Witnessing Phenotypic and Molecular Evolution in the Fruit Fly

Abstract

This multi-day exercise is designed for a college Genetics and Evolution laboratory to demonstrate concepts of inheritance and phenotypic and molecular evolution using a live model organism, Drosophila simulans. Students set up an experimental fruit fly population consisting of ten white eyed flies and one red eyed fly. Having red eyes is advantageous compared to having white eyes, allowing students to track the spread of this advantageous trait over several generations. Ultimately, the students perform PCR and gel electrophoresis at two neutral markers, one located in close proximity to the eye-color locus, and one located at the other end of the chromosome. Students observe that most flies have red eyes, and these red-eyed flies have lost variation at the near marker, but maintained variation at the far marker, hence observing a "selective sweep" and the "hitchhiking" of a nearby neutral variant. Students literally observe phenotypic and molecular evolution in their classroom!

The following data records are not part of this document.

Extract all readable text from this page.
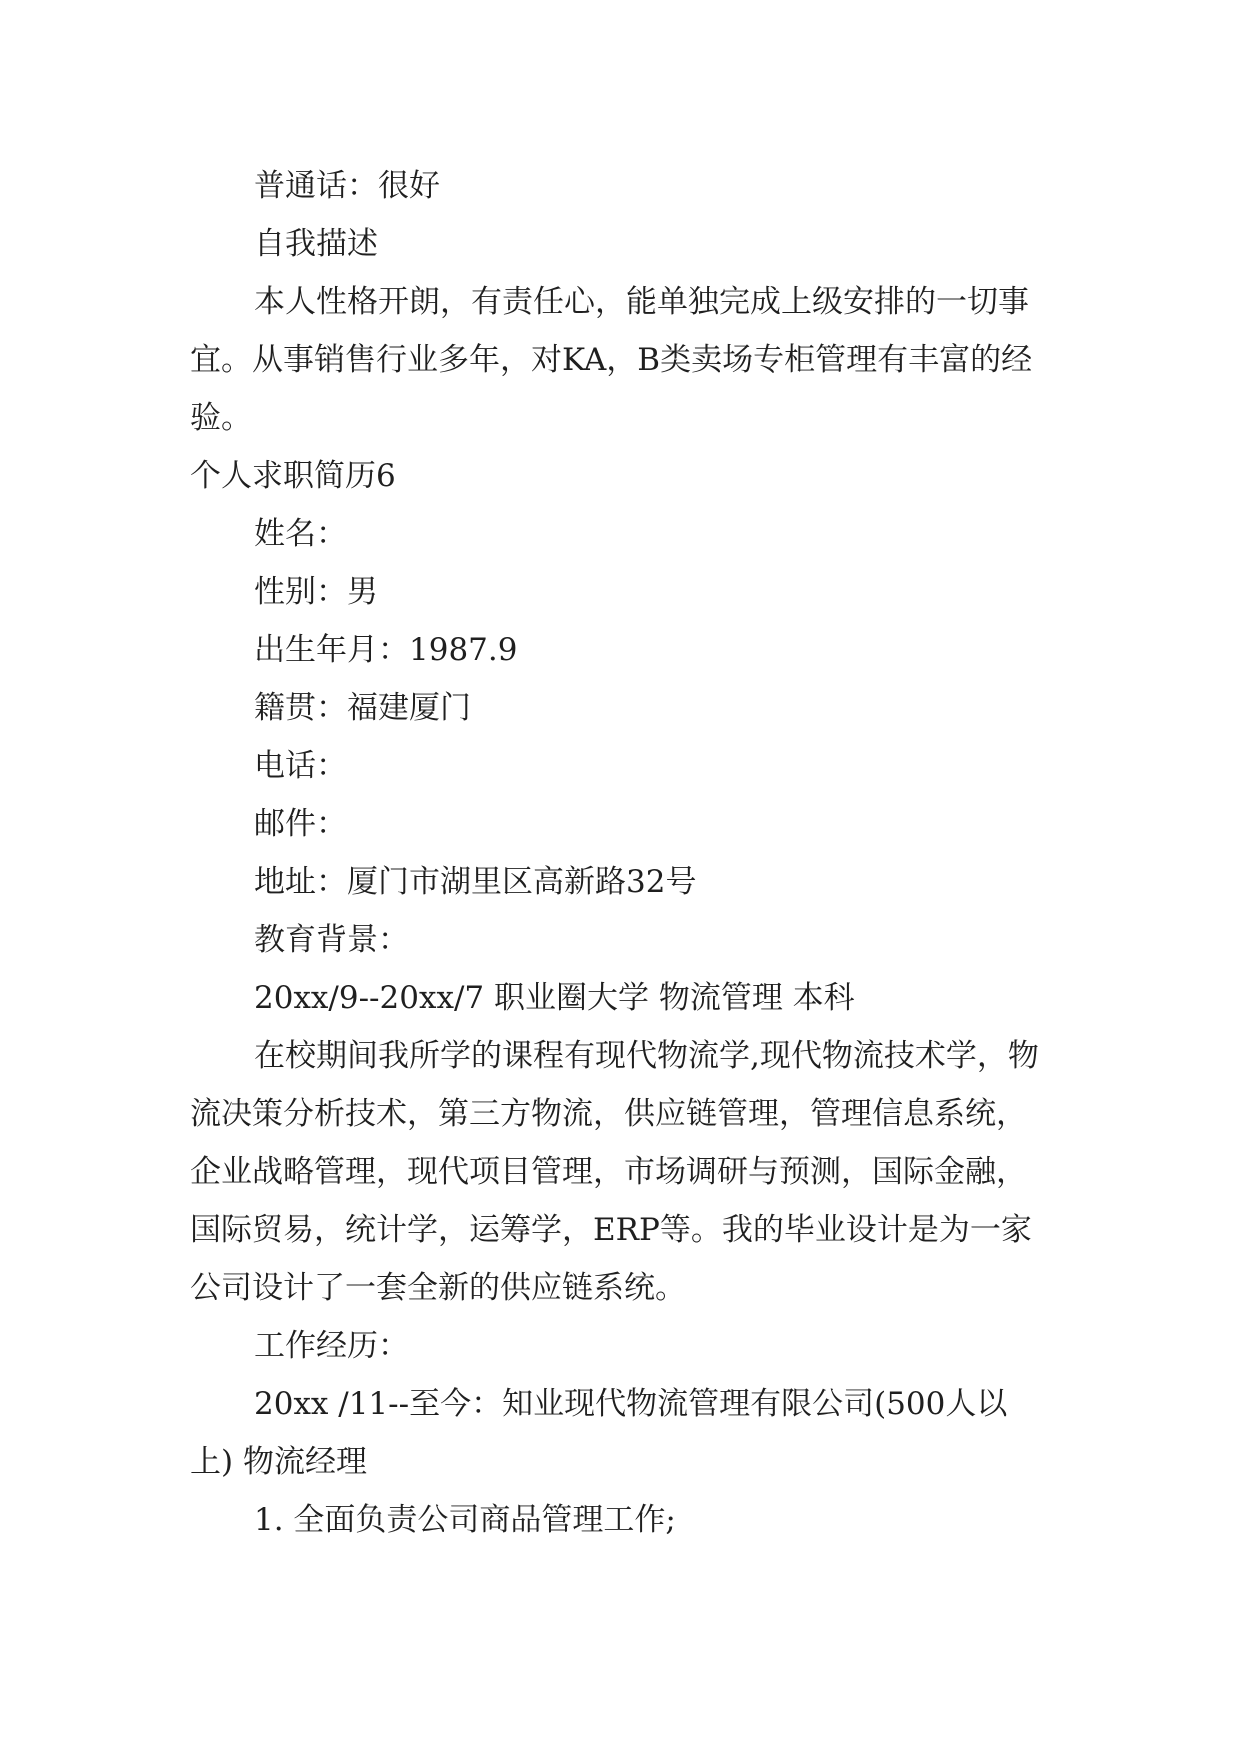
普通话：很好

自我描述

本人性格开朗，有责任心，能单独完成上级安排的一切事宜。从事销售行业多年，对KA，B类卖场专柜管理有丰富的经验。

个人求职简历6

姓名：

性别：男

出生年月：1987.9

籍贯：福建厦门

电话：

邮件：

地址：厦门市湖里区高新路32号

教育背景：

20xx/9--20xx/7 职业圈大学 物流管理 本科

在校期间我所学的课程有现代物流学,现代物流技术学，物流决策分析技术，第三方物流，供应链管理，管理信息系统，企业战略管理，现代项目管理，市场调研与预测，国际金融，国际贸易，统计学，运筹学，ERP等。我的毕业设计是为一家公司设计了一套全新的供应链系统。

工作经历：

20xx /11--至今：知业现代物流管理有限公司(500人以上) 物流经理

1. 全面负责公司商品管理工作;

Keywords: Drosophila; evolution; genetics; hitchhiking; selective sweep.

Figure 1

When an advantageous mutation occurs, it rises to high frequency, dragging along nearby neutral variants. Eventually every individual in the population has the same mutation and the nearby neutral variants that “hitchhiked” with it. All previous diversity is lost. Conversely, neutral variants located far away from the advantageous mutation do not hitchhike, because recombination can break apart the association, and therefore maintain variation.

Figure 2

The initial population consists of white eyed flies that carry two alleles at the Near marker (green or blue), two alleles at the Far marker (purple or yellow), and white eye allele at the eye color gene. A red-eyed fly is introduced that carries the blue allele at Near, yellow at Far, and red at the eye color gene. The red eye allele is advantageous and sweeps to high frequency in the population. The blue allele at Near is located close to the advantageous eye color, and “hitchhikes” with the red eye color. The Far allele is located 22 million base pairs down at the other end of the chromosome. Recombination breaks down linkage between eye color and Far, so both yellow and purple alleles persist.

Figure 3

The eye color gene is located on the X chromosome (one of the sex determining chromosomes of Drosophila). White eye color is recessive. When a red eyed male mates with white eyed females, their daughters will have red eyes, but their sons will have white eyes. Therefore, there can be no red-eyed males in the first generation, but they will appear in the second and later generations. From Heil et al., in press.

Figure 4. A sample student’s gel

At the top of the gel, the eye color of the sample is noted as W (white-eyed), R (red-eyed), or C (control, no DNA present in sample). On the left of the gel are the results for the Near marker, the marker located in close proximity to the eye-color gene. The original red-eyed male had a high band at the Near marker. One can see that all red-eyed flies have the high band at the Near marker, illustrating the concept of a nearby neutral variant hitchhiking with an advantageous mutation (the red-eye color). On the right side of the gel are the results for the Far marker, which is located on the other end of the chromosome from the eye-color gene. The Far marker clearly has less size differential between the high and low bands, so instruct students to us caution in interpreting results. The original red-eyed male had a low band at the Far marker, but one can see that red-eyed flies in the current sample have both high and low bands, illustrating the concept that recombination breaks up the association between the eye color gene and neutral variants located far away on the chromosome.